Legenda o Horacjuszach i Kuracjuszach to historia rzymska, która opowiada o rywalizacji miast Rzymu i Alba Longa. Aby uniknąć rozlewu krwi sąsiednich osad, zdecydowano się rozstrzygnąć konflikt poprzez pojedynek najlepszych wojowników z dwóch rodów: Horacjuszy i Kuracjuszy.
W 673 roku p.n.e. królem Rzymu został niezwykle wojowniczy Tullus Hostiliusz. Był on trzecim według tradycji władcą Rzymu. Według rzymskiego historyka Tytusa Liwiusza, Tullus chciał podporządkować sobie sąsiadów, w tym miasto Alba Longa, które było mocno spokrewnione z Rzymem. Pretekstem do wojny była rywalizacja o bydło i wzajemne oskarżanie się o kradzież.
Tullus, który dążył do rozpoczęcia konfliktu z władcą Alby – Gajuszem Kluiliuszem – znalazł sprytny sposób, jak wywołać wojnę tak, aby wyglądało to na winę drugiej strony. Król oddał stado, o które rościł pretensje rywal, jednocześnie tak długo przetrzymując posłów z Alba Longa, że wyglądało na to, że przeciwnik jest chciwy i niehonorowy. Tullus oskarżył rywala o celowe zaostrzanie relacji i unikanie zawarcia porozumienia. Tym sposobem doszło do wojny Rzymu z Alba Longa.

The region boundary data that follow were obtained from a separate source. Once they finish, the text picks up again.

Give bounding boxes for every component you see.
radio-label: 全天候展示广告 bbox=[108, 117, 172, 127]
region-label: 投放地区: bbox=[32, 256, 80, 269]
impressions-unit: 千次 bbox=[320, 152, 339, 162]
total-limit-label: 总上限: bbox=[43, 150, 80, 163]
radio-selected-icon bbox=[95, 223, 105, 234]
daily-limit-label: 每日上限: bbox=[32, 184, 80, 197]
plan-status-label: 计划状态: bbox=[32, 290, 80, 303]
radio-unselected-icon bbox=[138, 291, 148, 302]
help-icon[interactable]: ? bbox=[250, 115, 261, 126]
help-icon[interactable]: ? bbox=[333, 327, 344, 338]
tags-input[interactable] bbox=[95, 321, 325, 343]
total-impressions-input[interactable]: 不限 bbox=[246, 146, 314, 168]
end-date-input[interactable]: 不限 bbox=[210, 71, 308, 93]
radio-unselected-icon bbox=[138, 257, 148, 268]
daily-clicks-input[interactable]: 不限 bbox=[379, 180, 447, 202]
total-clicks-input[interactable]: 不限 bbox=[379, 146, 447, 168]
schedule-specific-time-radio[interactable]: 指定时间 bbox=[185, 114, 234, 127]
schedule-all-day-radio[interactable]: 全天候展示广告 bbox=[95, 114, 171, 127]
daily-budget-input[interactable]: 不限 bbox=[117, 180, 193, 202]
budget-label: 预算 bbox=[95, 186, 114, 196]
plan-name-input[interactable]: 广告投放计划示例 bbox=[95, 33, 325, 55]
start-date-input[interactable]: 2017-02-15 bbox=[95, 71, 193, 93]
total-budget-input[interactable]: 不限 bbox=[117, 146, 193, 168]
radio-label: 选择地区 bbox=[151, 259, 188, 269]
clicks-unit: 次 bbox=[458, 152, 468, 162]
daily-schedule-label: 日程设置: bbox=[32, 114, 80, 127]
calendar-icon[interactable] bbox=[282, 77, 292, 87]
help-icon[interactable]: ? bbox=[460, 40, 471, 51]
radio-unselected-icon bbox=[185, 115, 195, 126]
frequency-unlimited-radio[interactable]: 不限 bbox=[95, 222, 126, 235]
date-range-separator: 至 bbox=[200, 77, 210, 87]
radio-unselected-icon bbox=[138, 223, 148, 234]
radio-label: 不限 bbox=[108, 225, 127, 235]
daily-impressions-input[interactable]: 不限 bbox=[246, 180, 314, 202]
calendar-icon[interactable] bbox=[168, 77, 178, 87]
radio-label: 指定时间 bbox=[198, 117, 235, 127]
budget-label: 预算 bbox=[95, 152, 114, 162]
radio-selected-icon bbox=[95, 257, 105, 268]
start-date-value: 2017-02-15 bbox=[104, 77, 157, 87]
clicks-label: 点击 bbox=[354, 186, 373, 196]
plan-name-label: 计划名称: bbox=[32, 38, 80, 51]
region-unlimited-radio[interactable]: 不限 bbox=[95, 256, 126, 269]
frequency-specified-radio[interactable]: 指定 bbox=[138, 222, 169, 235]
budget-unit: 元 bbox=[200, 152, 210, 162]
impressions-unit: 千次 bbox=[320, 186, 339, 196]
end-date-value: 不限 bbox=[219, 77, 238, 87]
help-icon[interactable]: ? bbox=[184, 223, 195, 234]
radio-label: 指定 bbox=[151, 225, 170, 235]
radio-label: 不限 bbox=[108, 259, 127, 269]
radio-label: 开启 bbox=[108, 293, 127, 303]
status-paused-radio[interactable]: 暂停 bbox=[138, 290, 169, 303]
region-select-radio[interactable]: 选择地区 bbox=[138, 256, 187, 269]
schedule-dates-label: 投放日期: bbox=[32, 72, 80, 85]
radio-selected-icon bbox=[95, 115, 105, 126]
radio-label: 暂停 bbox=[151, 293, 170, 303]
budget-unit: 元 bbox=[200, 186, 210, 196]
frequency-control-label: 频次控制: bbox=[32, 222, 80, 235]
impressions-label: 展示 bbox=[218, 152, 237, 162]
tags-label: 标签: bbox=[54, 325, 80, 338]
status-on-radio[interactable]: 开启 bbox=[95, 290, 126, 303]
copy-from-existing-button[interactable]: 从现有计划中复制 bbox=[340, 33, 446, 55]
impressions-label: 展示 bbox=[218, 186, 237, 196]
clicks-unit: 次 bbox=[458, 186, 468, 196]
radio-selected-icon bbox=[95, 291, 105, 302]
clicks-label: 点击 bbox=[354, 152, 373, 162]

Według legendy armie Rzymu i Alby walczyły ze sobą, ale nikt nie mógł uzyskać zdecydowanej przewagi. W trakcie wojny zmarł dotychczasowy król Alby Longi, a w jego miejsce powołano dyktatora Mettiusza Fufetiusza z nieograniczoną władzą. Aby uniknąć rozlewu bratniej krwi1 zaproponował on Tullusowi rozstrzygnięcie konfliktu poprzez pojedynek najlepszych wojowników. Pierwotnie walczyć mieli sami wodzowie, jednak zgodzono się, że pojedyncza walka nie może decydować o losach państw.
Ostatecznie, z każdej armii wybrano po trzech najdzielniejszych i najwaleczniejszych żołnierzy, którzy staną do boju. Rzymianie wybrali trzech braci Horacjuszy, a mieszkańcy Alby trzech Kuracjuszy. Miała więc to być rywalizacja między rodzinami, które co więcej były mocno ze sobą spokrewnione i utrzymywały dobre relacje.

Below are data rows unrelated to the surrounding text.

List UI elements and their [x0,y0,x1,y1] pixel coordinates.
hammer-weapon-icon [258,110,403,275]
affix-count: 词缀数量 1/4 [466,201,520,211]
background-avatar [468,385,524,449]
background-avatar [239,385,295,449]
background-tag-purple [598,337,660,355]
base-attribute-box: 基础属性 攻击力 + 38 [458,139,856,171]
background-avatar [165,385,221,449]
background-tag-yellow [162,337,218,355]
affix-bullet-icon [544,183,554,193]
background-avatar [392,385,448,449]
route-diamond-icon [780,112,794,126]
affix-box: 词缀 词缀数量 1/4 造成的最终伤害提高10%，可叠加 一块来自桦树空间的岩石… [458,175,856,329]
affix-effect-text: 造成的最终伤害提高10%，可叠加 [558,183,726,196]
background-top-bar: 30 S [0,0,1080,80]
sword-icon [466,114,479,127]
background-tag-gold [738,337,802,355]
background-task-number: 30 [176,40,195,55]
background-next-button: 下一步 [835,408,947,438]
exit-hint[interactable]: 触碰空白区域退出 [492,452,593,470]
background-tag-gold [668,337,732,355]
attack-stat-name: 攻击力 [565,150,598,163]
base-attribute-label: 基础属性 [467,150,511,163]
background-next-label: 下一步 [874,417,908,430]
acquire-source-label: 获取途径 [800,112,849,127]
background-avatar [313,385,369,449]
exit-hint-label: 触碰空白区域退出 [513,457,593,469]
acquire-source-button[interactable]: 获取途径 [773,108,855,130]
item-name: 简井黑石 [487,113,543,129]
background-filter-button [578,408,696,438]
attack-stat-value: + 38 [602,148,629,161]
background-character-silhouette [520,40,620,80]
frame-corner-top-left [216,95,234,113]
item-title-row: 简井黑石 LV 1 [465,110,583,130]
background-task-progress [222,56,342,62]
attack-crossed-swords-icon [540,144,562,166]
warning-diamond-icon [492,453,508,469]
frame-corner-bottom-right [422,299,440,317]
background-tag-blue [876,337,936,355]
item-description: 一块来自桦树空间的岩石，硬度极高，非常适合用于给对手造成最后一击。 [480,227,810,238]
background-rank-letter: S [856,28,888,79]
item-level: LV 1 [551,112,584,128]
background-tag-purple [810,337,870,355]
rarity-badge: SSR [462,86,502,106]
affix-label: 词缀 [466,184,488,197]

Pojawia się tutaj motyw wyższości ojczyzny nad rodziną. Oba rody musiały stanąć w śmiertelnej walce, która decydowała o losach Rzymu i Alba Longa. Tytus Liwiusz podkreśla, że ich ojcowie, chociaż wiedzieli, że mogą już nie zobaczyć synów, byli dumni z zaufania jakim ich obdarzono. Pobłogosławili szykujących się do starcia i odebrali od nich przysięgę, że będą walczyć do końca, aby dać zwycięstwo swojej ojczyźnie.
Horacjusze i Kuracjusze, jako kuzyństwo, pozdrowili się i pożegnali przed bratobójczym starciem. Żołnierze obu armii stanęli wokoło rywalizujących mężczyzn, którzy dobyli mieczy i ruszyli do walki. Przez dłuższy czas żadna ze stron nie mogła zdobyć przewagi, co dowodziło że rywale mieli podobne umiejętności oraz motywację. Z czasem zarówno Horacjusze jak i Kuracjusze zaczęli odczuwać zmęczenie, a ciosy zaczęły dosięgać ciał przeciwników. Rannych było dwóch Rzymian i trzech Kuracjuszy. Wtem jeden z wojowników Alba Longa zaskoczył Rzymianina i zadał mu śmiertelny cios. Nie nacieszył się on jednak długo zwycięstwem, gdyż sam został położony przez brata zamordowanego Horacjusza. Temu z kolei przeciwnik wytrącił miecz i natychmiast położył martwego na ziemi.
W tej chwili na placu boju pozostało dwóch Kuracjuszy i jeden Rzymianin – Marek, który był najmłodszym z rodzeństwa. Ten nie odniósł jednak jeszcze żadnych obrażeń, w przeciwieństwie do Kuriacjuszy, którzy mocni się wykrwawiali. Wykorzystując to, odbiegł od przeciwników, chcąc ich zabijać stopniowo. Wpierw zabił pierwszego rywala, któremu nie mógł przyjść z pomocą brat; by potem zmierzyć się z wycieńczonym od ran pozostałym przy życiu Kuracjuszem. Ten także został powalony na ziemię.
Zwycięstwo Rzymian oznaczało, że Alba Longa stała się wasalem Rzymu. Z szacunkiem postąpiono z ciałami pokonanych braci, których pochowano na miejscu walki w okazałych grobowcach.
Marek wracając z wojny do domu natknął się na swoją zapłakaną siostrę Horację, która rozpaczała po śmierci jednego z Kuracjuszy, z którym była zaręczona. Ten będąc wściekłym, że siostra jest pogrążona w żałobie nie po rodzeństwie a po rywalu, w afekcie zabił Horację. Zwycięski Horacjusz zadając cios powiedział: „niech tak zginie każda Rzymianka, która ośmieli się rozpaczać z powodu śmierci wroga”. Ojciec Marka pochwalił syna za czyn, twierdząc że córka przyniosła by ich rodowi jedynie hańbę.
Zgodnie jednak z prawem rzymskim Horacjusz musiał odpowiedzieć za śmierć obywatela rzymskiego. Sąd wydał wyrok śmierci na ostatniego Horacjusza. Zdesperowany ojciec Marka wystąpił przed królem i zgromadzonym ludem z wzruszającą przemową, w której stwierdził, że nie zniósłby kolejnego straconego syna, i czy Rzymianie potraktować swojego bohatera jak zwykłego złoczyńcę. Przemowa tak wzruszyła władcę i lud, że ostatecznie zrezygnowano z wyroku śmierci. Jednak aby uniknąć złości bogów złożono ofiary pochwalne, a Marek musiał publicznie przejść pod tzw. jarzmem, zmuszającym do upokarzającego, niskiego schylenia głowy.